Inwieweit muss Slowenien dabei mitspielen, es wird ja etwa bei Tschechien an eine Korridorlösung nach Kroatien gearbeitet.
Es gibt Gespräche mit Slowenien, wie man diese Grenze öffnen könnte. Man spricht auch darüber, dass Slowenien jene Urlauber, die nach oder aus Kroatien reisen, durch das Land passieren lässt. Natürlich wird das aber den Slowenen überlassen, da diese selbst entscheiden, inwieweit diese an solch einer Lösung mitwirken.
Mit Tschechien ist ja bereits eine Korridorlösung angedacht – wie kam es dazu?
Das war eine Initiative der tschechischen Reiseveranstalter, die eine Lösung dafür finden wollten, damit Tschechen Kroaten besuchen können.
Erwarten Sie heuer nur Auto-Reisende oder auch welche, die mit dem Flugzeug kommen?
Wir sind im Vergleich zu anderen Reisedestinationen bekannt, dass man Kroatien mit dem Auto gut erreicht. 70 Prozent kommen mit dem Auto zu uns.
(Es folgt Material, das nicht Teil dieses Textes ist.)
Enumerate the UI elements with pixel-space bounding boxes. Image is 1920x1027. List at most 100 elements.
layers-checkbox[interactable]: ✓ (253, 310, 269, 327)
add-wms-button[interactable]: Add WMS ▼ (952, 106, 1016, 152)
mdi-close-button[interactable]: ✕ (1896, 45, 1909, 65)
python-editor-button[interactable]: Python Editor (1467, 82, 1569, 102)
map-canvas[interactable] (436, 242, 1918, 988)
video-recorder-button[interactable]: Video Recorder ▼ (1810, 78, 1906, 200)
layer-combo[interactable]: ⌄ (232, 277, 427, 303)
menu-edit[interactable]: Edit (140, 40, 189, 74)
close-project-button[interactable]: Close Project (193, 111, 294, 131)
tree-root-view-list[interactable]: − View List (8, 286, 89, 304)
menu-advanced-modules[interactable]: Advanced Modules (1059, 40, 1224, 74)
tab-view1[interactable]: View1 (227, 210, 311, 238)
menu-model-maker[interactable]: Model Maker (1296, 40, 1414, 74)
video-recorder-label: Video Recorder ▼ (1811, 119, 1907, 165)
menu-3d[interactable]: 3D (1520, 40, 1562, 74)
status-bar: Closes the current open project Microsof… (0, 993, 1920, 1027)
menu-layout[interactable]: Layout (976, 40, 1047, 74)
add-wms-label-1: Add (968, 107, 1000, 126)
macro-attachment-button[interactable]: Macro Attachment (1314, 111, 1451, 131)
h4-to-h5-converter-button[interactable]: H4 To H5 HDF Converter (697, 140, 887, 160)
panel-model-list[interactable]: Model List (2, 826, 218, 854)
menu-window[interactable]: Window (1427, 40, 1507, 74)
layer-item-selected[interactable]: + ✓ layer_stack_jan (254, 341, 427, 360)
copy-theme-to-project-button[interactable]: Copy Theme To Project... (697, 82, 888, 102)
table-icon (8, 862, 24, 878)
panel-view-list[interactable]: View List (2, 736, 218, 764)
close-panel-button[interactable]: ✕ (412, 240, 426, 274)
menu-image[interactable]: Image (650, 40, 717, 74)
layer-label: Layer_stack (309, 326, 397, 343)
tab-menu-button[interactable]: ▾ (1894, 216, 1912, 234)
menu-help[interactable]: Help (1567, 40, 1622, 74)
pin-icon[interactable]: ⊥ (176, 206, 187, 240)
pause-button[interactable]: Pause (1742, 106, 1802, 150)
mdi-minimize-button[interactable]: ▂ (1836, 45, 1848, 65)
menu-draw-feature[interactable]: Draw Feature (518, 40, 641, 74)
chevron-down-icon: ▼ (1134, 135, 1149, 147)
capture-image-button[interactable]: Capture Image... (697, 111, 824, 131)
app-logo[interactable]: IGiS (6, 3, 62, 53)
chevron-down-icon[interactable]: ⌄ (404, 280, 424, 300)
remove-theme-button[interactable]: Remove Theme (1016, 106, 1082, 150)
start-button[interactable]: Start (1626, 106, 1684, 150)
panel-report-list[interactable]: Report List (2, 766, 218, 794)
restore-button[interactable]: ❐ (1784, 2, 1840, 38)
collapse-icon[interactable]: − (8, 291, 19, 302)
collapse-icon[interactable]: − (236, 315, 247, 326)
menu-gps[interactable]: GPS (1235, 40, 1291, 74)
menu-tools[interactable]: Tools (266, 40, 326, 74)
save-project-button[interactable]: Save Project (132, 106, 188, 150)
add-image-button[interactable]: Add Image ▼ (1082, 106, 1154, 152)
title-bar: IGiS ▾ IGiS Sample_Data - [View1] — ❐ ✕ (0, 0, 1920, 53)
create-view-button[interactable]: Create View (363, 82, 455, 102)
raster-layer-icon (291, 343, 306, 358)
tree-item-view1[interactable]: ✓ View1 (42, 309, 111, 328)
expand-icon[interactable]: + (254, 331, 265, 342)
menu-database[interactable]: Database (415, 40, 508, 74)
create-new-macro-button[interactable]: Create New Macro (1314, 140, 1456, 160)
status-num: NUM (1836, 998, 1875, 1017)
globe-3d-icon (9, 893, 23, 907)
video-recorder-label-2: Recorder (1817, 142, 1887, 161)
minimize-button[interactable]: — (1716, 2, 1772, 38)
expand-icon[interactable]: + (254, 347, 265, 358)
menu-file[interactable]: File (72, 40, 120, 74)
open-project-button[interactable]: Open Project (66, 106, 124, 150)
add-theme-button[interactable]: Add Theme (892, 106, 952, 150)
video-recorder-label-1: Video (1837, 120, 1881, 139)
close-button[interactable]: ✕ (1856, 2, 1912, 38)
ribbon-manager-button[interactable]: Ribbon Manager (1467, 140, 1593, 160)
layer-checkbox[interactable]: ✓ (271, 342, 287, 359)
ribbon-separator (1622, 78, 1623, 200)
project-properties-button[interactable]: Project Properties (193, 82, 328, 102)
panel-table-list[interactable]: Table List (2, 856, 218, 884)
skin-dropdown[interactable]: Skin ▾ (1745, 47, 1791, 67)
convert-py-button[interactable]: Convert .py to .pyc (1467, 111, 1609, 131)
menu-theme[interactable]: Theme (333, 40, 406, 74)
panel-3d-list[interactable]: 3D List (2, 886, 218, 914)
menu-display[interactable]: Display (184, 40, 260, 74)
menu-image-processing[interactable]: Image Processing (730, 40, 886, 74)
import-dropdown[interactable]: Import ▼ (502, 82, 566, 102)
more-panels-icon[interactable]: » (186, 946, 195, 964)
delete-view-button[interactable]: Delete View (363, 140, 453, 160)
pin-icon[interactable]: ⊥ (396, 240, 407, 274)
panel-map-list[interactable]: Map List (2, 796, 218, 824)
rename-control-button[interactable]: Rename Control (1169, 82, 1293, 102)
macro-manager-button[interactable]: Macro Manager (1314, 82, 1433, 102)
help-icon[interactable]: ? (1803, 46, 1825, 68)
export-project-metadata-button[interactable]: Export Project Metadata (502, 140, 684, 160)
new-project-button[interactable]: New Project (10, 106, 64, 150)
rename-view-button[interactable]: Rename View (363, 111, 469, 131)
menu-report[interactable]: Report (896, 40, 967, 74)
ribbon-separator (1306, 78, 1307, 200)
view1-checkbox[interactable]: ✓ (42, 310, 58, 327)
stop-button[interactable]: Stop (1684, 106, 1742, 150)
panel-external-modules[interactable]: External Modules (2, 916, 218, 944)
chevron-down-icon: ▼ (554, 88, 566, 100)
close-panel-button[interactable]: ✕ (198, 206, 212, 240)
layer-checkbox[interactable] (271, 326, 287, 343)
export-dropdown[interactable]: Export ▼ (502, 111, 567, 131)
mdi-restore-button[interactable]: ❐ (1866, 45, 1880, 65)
Das war bis jetzt ein Nachteil – in dieser Situation ist das zu unserem Vorteil geworden.
Gerade Dubrovnik und Süddalmatien erreicht man viel schneller mit dem Flugzeug.
Wir arbeiten mit der Croatia Airlines zusammen, schon ab 11. Mai werden die ersten Flugzeuge wieder zwischen Zagreb und Dubrovnik fliegen. Nach der Öffnung der Grenzen wird es auch möglich sein, auch von außerhalb des Landes nach Kroatien zu fliegen.
Wie bereitet man sich in Zagreb darauf vor, dass Kroatien-Urlauber sicher sind – etwa am Strand und in Restaurants?
Alles, was die Grenzen und Abkommen betrifft, wird im Mai geklärt. Hinsichtlich der verschiedenen Arten der Unterkünfte – vom Hotel bis zu privaten Unterkünften – werden wir schon in der nächsten Woche im Detail festlegen, was zu unternehmen ist, damit die Gäste einen schönen und sicheren Urlaub bei uns haben können.
Und was ist mit den Stränden? Italien denkt ja etwa an Sicherheitslösungen mit Plexiglas.
Bei den Stränden wird es bei uns zu keinen Problemen kommen, weil Kroatien sehr viele Strände hat. Jeder Gast, der kommen will, hat von vornherein einen Teil für sich. Auch für Menschen, die mit Booten nach Kroatien kommen – wir haben über 1000 Inseln – wird es genug Raum für alle geben.
Könnte Kroatien im Sommertourismus 2020 mit einem blauen Auge davonkommen?
Wir haben verschiedenste Analysen durchgeführt und mit Szenarien von minus 60, minus 75 und minus 90 Prozent gerechnet. Das zu einer Zeit, als die Situation mit der Pandemie sehr akut war. Heute glauben wir, dass diese Annahmen zu pessimistisch waren. Momentan sehen wir nicht sehr viele Absagen. Besonders während des August und September nicht, aber auch im Juli halten sich die Stornierungen in Grenzen.